Detaya geçmeden sizlerden çok gelen “neden yapıyorlar, bu ürün kullanılıyor” sorusuna uzmanların cevabını aktarmak istiyorum;
“Mısırdan yüksek fruktoz içerikli mısır şurubu yapımına 1970’lerde başlandı. 1980’lerde yılda 3 milyon ton olan üretim, günümüzde 20-30 milyon tonun üzerine çıktı Nişasta glikoz moleküllerinden oluşan birleşik bir şeker. Mısır şurubu, mısır nişastasının kimyasal işlemden geçirilmesiyle elde ediliyor. Nişasta parçalanarak glikoza, ardından glikoz fruktoza dönüştürülüyor. Bazı ürün paketlerinde mısır şurubuna “nişasta bazlı sıvı şeker” adı veriliyor; kısaca “NBSŞ” dendiği de oluyor. ABD’de HFCS olarak isimlendiriliyor. Mısır şurubu, şeker pancarından elde edilen şekerden daha tatlı ama daha ucuz ve taşınması daha kolay. Bu da gıda üreticileri için daha düşük maliyet ve daha yüksek kâr anlamına geliyor. Mısır şurubunun içinde yüzde 90’lara varan fruktoz (meyve şekeri) bulunur. Şeker pancarından elde edilen sakkaroz (çay şekeri) yarı yarıya fruktoz ve glikoz içerir. Sakkaroz: 100 birim, glikoz 74 birim, fruktoz 173 birim tatlılığa sahip”...

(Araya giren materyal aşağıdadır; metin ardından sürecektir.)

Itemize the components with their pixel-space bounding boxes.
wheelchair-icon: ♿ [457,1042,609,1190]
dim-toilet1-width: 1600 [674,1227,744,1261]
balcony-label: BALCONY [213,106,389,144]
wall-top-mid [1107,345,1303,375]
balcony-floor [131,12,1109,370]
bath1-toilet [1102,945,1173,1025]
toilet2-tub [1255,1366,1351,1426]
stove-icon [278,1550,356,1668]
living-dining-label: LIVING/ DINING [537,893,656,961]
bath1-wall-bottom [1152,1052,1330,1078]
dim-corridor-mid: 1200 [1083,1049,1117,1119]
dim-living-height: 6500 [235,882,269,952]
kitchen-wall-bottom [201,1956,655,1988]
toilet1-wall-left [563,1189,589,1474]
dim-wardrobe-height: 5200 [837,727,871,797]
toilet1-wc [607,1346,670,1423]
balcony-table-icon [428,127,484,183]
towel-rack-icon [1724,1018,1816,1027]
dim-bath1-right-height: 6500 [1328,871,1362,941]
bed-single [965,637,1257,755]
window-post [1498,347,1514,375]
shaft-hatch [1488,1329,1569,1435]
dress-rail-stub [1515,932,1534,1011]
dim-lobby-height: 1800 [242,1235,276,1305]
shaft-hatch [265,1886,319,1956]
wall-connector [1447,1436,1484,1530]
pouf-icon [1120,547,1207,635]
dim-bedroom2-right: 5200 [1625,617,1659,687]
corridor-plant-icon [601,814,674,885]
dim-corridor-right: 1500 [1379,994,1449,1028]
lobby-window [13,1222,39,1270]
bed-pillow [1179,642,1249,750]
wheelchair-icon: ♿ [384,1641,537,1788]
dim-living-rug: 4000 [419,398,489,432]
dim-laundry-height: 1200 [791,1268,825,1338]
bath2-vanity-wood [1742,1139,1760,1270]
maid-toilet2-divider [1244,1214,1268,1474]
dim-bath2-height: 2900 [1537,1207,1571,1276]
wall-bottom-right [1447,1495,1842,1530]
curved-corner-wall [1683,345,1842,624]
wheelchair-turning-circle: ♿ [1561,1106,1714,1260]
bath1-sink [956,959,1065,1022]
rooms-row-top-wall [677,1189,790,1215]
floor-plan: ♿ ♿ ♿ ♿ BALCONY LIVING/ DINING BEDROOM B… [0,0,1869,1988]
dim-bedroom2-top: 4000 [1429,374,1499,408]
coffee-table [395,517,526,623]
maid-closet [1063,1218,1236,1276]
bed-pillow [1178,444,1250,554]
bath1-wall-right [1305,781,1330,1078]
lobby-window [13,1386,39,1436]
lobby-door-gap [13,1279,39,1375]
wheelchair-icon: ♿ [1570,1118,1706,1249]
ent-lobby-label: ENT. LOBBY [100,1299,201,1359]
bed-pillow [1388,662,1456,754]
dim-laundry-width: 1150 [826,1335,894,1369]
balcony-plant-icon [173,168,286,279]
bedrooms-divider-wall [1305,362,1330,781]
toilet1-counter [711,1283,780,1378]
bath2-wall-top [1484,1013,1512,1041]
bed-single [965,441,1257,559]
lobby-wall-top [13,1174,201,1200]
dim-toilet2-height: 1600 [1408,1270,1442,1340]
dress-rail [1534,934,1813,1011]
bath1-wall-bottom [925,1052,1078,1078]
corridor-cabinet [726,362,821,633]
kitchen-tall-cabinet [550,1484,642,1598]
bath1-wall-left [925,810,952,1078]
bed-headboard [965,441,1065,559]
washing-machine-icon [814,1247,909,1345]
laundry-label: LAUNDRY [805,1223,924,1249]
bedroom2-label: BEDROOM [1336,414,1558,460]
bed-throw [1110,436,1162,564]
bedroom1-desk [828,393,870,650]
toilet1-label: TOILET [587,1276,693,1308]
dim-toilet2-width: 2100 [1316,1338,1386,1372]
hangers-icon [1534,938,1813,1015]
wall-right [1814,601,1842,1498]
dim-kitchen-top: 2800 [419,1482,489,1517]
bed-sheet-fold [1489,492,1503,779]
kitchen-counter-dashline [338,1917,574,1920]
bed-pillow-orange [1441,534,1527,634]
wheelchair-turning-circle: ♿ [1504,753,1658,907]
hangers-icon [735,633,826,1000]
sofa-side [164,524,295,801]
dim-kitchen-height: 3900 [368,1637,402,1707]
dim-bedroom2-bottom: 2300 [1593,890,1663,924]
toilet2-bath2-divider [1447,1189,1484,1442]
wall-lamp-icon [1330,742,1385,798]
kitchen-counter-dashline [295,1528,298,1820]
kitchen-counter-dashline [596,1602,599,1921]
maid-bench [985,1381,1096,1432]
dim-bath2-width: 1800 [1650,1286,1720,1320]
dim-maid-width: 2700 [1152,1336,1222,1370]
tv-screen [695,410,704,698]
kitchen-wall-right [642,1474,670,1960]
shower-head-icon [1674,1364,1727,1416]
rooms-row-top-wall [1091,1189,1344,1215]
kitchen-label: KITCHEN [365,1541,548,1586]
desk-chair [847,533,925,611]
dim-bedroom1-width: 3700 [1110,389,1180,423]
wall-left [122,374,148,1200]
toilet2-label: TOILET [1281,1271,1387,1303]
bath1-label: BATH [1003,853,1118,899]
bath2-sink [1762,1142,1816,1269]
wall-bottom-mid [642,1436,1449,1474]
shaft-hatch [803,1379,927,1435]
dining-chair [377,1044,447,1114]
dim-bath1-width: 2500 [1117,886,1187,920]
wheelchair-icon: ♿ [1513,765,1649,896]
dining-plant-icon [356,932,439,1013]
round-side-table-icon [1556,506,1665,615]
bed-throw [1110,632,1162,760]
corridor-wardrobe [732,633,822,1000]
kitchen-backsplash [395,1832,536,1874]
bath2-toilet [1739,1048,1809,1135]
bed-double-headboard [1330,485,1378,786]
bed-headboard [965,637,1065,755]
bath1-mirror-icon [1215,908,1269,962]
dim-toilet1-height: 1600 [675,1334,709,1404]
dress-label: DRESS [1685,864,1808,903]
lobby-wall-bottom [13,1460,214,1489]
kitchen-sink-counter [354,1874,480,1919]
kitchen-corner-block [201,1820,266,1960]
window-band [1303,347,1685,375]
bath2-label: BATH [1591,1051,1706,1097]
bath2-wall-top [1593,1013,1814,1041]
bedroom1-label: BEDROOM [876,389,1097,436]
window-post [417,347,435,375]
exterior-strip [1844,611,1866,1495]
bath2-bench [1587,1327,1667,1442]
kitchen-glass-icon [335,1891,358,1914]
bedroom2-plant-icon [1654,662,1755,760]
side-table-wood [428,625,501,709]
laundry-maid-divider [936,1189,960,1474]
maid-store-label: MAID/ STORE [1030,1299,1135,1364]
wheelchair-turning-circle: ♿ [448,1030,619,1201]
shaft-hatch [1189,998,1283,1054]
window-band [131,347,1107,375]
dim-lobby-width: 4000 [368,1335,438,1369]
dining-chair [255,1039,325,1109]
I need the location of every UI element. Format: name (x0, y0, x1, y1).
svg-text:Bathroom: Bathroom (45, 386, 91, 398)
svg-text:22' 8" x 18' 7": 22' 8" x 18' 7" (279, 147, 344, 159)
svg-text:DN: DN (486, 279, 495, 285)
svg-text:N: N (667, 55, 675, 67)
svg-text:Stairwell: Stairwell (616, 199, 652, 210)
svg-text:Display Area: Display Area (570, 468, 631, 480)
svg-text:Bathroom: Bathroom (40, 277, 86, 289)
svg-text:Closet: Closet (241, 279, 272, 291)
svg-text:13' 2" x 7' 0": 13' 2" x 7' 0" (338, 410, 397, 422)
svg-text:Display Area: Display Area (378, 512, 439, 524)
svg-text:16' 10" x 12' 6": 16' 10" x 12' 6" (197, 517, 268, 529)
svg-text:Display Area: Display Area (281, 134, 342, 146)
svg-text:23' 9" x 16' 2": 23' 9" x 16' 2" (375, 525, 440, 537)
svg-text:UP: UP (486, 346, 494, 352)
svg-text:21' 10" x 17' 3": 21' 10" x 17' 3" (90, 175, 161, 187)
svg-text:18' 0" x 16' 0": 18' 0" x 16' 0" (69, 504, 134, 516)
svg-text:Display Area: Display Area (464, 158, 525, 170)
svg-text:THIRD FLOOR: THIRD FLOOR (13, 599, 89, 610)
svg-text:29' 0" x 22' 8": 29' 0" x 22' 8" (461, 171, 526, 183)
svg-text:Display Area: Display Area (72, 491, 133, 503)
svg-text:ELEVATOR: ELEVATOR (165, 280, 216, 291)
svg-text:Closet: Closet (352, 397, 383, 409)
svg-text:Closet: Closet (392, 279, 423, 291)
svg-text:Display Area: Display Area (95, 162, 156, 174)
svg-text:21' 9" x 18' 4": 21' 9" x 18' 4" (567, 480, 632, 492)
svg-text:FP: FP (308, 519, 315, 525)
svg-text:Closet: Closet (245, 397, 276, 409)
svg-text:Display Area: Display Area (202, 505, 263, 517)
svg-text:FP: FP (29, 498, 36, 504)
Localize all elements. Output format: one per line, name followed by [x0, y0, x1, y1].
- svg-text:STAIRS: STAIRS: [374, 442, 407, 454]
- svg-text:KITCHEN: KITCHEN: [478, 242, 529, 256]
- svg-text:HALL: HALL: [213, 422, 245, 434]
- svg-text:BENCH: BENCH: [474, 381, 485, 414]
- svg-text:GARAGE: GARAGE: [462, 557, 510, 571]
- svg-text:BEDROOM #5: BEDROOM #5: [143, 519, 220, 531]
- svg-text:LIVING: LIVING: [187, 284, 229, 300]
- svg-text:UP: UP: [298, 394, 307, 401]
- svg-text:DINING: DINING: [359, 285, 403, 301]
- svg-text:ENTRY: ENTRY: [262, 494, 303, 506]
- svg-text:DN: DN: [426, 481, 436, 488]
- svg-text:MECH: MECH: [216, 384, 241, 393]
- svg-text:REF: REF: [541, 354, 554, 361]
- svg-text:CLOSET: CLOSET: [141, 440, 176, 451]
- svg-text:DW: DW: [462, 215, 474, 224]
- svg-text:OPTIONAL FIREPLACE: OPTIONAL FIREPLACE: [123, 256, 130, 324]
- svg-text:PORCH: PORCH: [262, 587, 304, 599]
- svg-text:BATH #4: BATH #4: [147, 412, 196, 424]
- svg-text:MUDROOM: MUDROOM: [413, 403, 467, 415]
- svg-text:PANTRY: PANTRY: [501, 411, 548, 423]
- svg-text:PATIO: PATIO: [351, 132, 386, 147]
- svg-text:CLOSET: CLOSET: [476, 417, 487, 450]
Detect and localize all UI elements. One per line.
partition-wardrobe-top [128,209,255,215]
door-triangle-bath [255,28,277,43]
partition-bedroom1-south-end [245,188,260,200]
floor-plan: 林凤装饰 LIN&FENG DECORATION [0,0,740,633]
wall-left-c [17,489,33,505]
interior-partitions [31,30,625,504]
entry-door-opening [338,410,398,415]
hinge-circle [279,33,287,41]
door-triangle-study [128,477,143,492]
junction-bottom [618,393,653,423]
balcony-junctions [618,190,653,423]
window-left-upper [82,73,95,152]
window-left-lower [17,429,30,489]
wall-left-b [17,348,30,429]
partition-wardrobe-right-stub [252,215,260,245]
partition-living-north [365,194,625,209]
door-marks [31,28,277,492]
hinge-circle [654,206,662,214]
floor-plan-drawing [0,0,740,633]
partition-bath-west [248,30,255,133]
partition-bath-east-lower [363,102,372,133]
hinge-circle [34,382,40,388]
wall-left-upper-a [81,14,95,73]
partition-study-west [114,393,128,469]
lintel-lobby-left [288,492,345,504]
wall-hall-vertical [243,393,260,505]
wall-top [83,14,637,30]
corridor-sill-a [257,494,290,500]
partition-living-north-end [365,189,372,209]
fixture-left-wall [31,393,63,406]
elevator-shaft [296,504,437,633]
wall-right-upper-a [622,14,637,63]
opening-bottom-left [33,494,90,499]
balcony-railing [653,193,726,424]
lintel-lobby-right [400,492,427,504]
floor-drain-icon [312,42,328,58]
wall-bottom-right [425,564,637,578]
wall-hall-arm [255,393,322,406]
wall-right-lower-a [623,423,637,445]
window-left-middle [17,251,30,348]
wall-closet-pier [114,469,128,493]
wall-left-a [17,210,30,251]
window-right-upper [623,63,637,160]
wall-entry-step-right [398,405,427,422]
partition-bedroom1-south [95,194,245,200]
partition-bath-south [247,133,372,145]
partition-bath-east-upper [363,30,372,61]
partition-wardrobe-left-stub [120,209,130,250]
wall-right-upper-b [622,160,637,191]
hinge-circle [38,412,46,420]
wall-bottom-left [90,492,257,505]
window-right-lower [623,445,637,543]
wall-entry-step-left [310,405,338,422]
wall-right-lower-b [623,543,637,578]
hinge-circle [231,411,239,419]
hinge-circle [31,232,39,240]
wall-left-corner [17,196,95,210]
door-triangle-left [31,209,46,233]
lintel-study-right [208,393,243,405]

Bugün konuya “dünya ve Türkiye’deki bazı örnekler” ile devam etmek istiyorum...
1-“...Kanser hücrelerinin büyümesini hızlandırıyor... Bugüne kadar yapılan pek çok araştırma, doğalın dışına taşmış şeker metabolizmasının pankreas kanserine neden olduğunu gösterdi. ABD’de 88 bin 802 kadının katılımıyla gerçekleştirilen ‘Nurses Health Study’ adlı araştırmada, 18 yıllık takip süresinde 180 kişide pankreas kanseri saptandı.